Apart from using weedkiller or covering with plastic sheets/tarpaulin etc, i don't think there's much option other than constantly digging it out. If it was that easy to get rid of, none of us would have any!! I know that it's so frustrating after painstakingly and thoroughly digging over a patch and removing every single piece, to come back a couple of weeks later to find it sprouting again. 
Mansfield Woodhouse, Nottinghamshire

Justy

I have the same problem.  I have had my lottie for 18months and built my first beds about 12 months ago.  If it is any consolation these beds are now relatively couch grass free. The few bits that pop up are easy enough to remove.

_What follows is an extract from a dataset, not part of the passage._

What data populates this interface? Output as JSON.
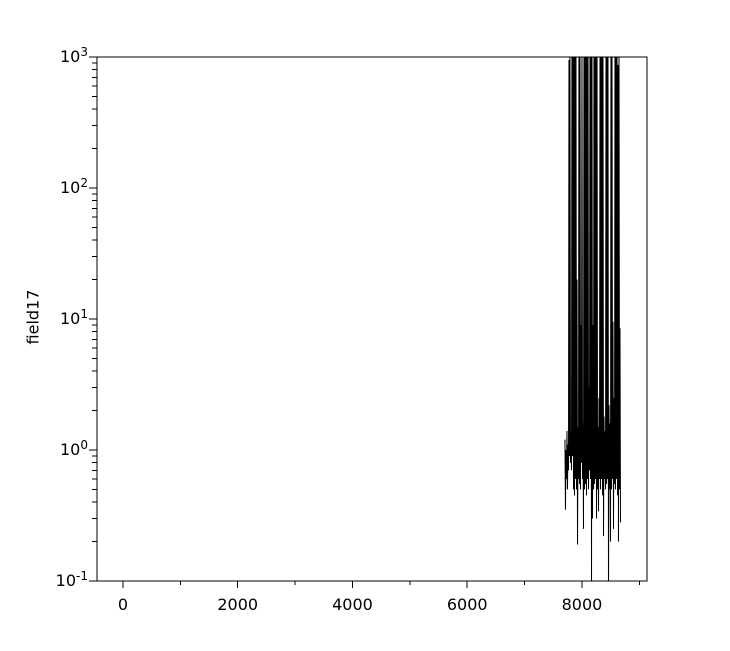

I have edged the beds with wooden planks off pallets which holds back the couch grass off the paths which I then strim down.  Seems to work.  If only I could have as much luck with bind weed..... ;D

philandjan

We've been told that, without using chemicals, the only way is to continue digging and removing the roots by hand - allow 3-4 years!

We've also been warned off using a rotavator until we are free of the bl**dy stuff because it just spreads them out even further (and stresses us even further!)

However, the roots do burn well in the incinerator. Wonder if we could use them on the BBQ?
Once upon a time we were the newbies from Harley allotments. Now we're old codgers!

Mrs Ava

My number 2 plot was covered in couch, and it still keeps coming through.  Dig dig dig is the only way to go if chemicals are out of the question.  Bloody stuff!   >:(

Robert_Brenchley

Just keep going if you don't want to use chemicals; keep digging it out every chance you get, and in the end it does disappear. I've had acres of couch, bindweed, nettles and ground elder, and thopusands of weeds coming up everywhere I dug. It's only the ground elder which is still a problem, and even that's diminishing. It just needs time, but I know, it is frustrating when the weeds keep coming back and smothering your veg!

Derek

Hi

This patch was waist high couch grass last year with intermittant raspberries.
I dug out the rasberries and applied Glyphosate...I would have preferred not to use chemicals but it saved a lot of backbreaking hard work...very difficult in the months leading up to having my hip replaced.
It is still free today and will be dug and planted as soon as I can manage it

Derek

Derek... South Leicestershire

I am in my own little world, ...it's OK, ...they know me there!

Emma K

My whole plot is couch grass - we first got the plot in early May, found out that it has not been worked for 6 years! - Scary thought - weve now cut it & burnt the dry grass but am going to have to rotovate it as you can't get a spade in at all (clay) ever get that feeling of lots of hard work looming? :(???:(
I like wine food and gardening...

My allotment blog www.losingtheplot.blogspot.com

Robert_Brenchley

It's hard going but worth it in the end. My couch was all spreading out from a grass path in the centre of the plot and I've gradually been getting rid of that and replacing it with bricks salvaged from the stream at the bottom. It's a solution, but it's slow going; after six years I'm well on top of the menace but some of it's still around.